Anne Skyvington convened the meeting, and talked about the Guidelines for giving and receiving feedback Susan Beinart spoke about the Friends of Waverley Library, who are our sponsers. Seven people turned up, which was pleasing, given that no publicity has been done so far. Five people brought along poetry or prose that were discussed by the rest of the group. Madelein agreed to create a poster for the group.
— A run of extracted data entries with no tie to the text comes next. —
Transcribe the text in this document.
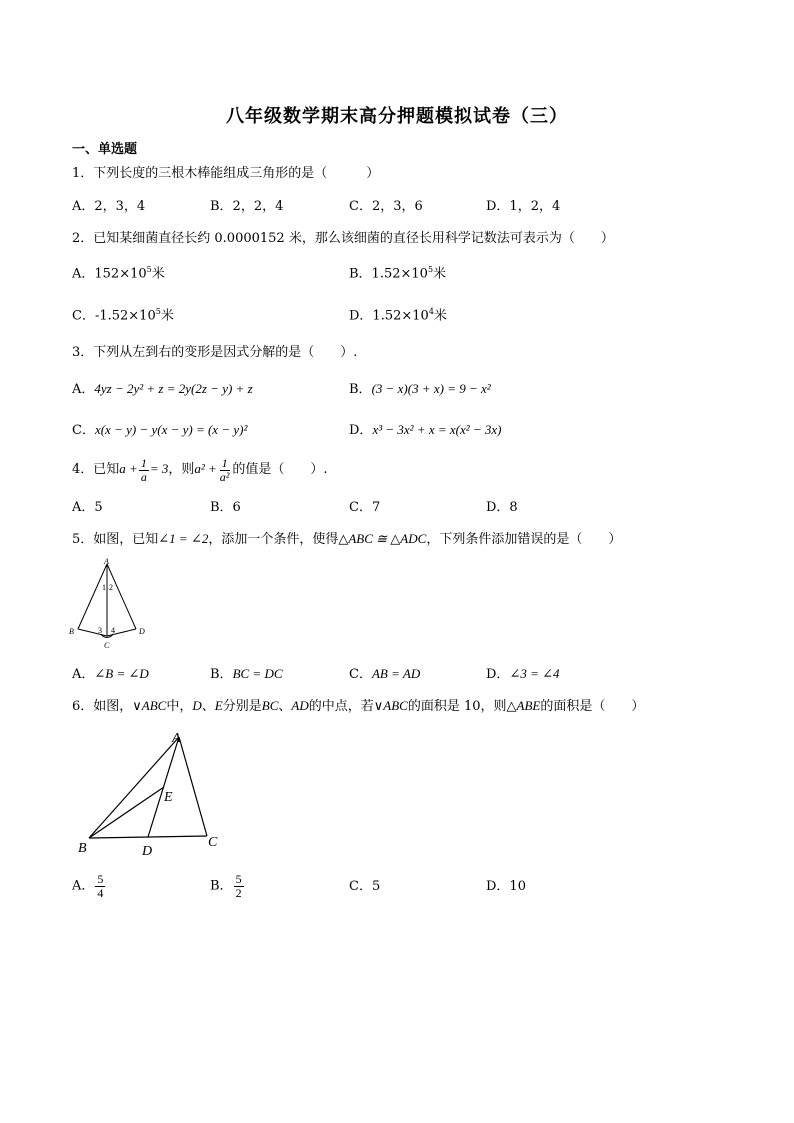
八年级数学期末高分押题模拟试卷（三）
一、单选题
1．下列长度的三根木棒能组成三角形的是（　　　）
A．2，3，4	B．2，2，4	C．2，3，6	D．1，2，4
2．已知某细菌直径长约 0.0000152 米，那么该细菌的直径长用科学记数法可表示为（　　）
A．$152\times 10^5$米	B．$1.52\times 10^5$米
C．$-1.52\times 10^5$米	D．$1.52\times 10^4$米
3．下列从左到右的变形是因式分解的是（　　）.
A．4yz − 2y² + z = 2y(2z − y) + z	B．(3 − x)(3 + x) = 9 − x²
C．x(x − y) − y(x − y) = (x − y)²	D．x³ − 3x² + x = x(x² − 3x)
4．已知$a + \frac{1}{a} = 3$，则$a^2 + \frac{1}{\text{a²}}$ 的值是（　　）.
A．5	B．6	C．7	D．8
5．如图，已知∠1 = ∠2，添加一个条件，使得△ABC ≅ △ADC，下列条件添加错误的是（　　）
A
B
C
D
1 2
3 4
A．∠B = ∠D	B．BC = DC	C．AB = AD	D．∠3 = ∠4
6．如图，∨ABC中，D、E分别是BC、AD的中点，若∨ABC的面积是 10，则△ABE的面积是（　　）
A
B	C
D
E
A． $\frac{5}{4}$	B． $\frac{5}{2}$	C．5	D．10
Guidelines for Giving Feedback

  1. The Sandwich Analogy: Say something positive before something negative, then finish on the positive or how to make it better.
  2. Take into account the basic issues of narrative structure, characterisation, evocative and atmospheric language, vivid settings, scenes creation, believable dialogue: relevant to all types of writing.
  3. It is important, ideally, to be widely read, in order to give wider acceptance.
  4. It is possibly better not to offer criticism if you do not like the genre or style of writing under consideration.
  5. Take on the task of critiquing with a positive and helpful intention; read carefully, trying to understand the writer’s point of view and creative goal; consider the genre and the narrator’s purpose in writing.
  6. Is the emphasis more on story, as opposed to experimenting with language in a way that is investigating psychological or philosophical issues?
  7. Remember that some people may be highly sensitive in relation to some pieces on offer. This is especially true for new writers, or those who have not offered their work for feedback before.
  8. Think carefully about what is not working for you, and what is working, before you offer criticism.
  9. Give the positives first and say why. Give the negatives next, and say why it doesn’t work for you, and how you think it could be made better.
  10. Be truthful in your criticism. The writer needs guidance not niceties.Say something about story, point of view and voice if you are good at the global view

Guidelines for Accepting Feedback

  1. Be prepared to receive negative, as well as positive criticism.
  2. Try to separate yourself from the work as much as possible.
  3. If possible, look on your work as a “product” after it is “out there”
  4. Look on feedback as a valuable means of improving your writing.
  5. Be ready to respond to negative criticism if you feel that it is not warranted; give your reasons for your opinion.
  6. Rewrite your work in accordance with the feedback received, and see if it is better. If not, stick to your guns!
  7. Do not change your work if you still disagree with the criticism.
  8. Remember that all writers have received negative feedback at times.
  9. One suggestion is not to show your work until you feel confident about it.
  10. A sure sign that you can write is that you keep going after knockbacks.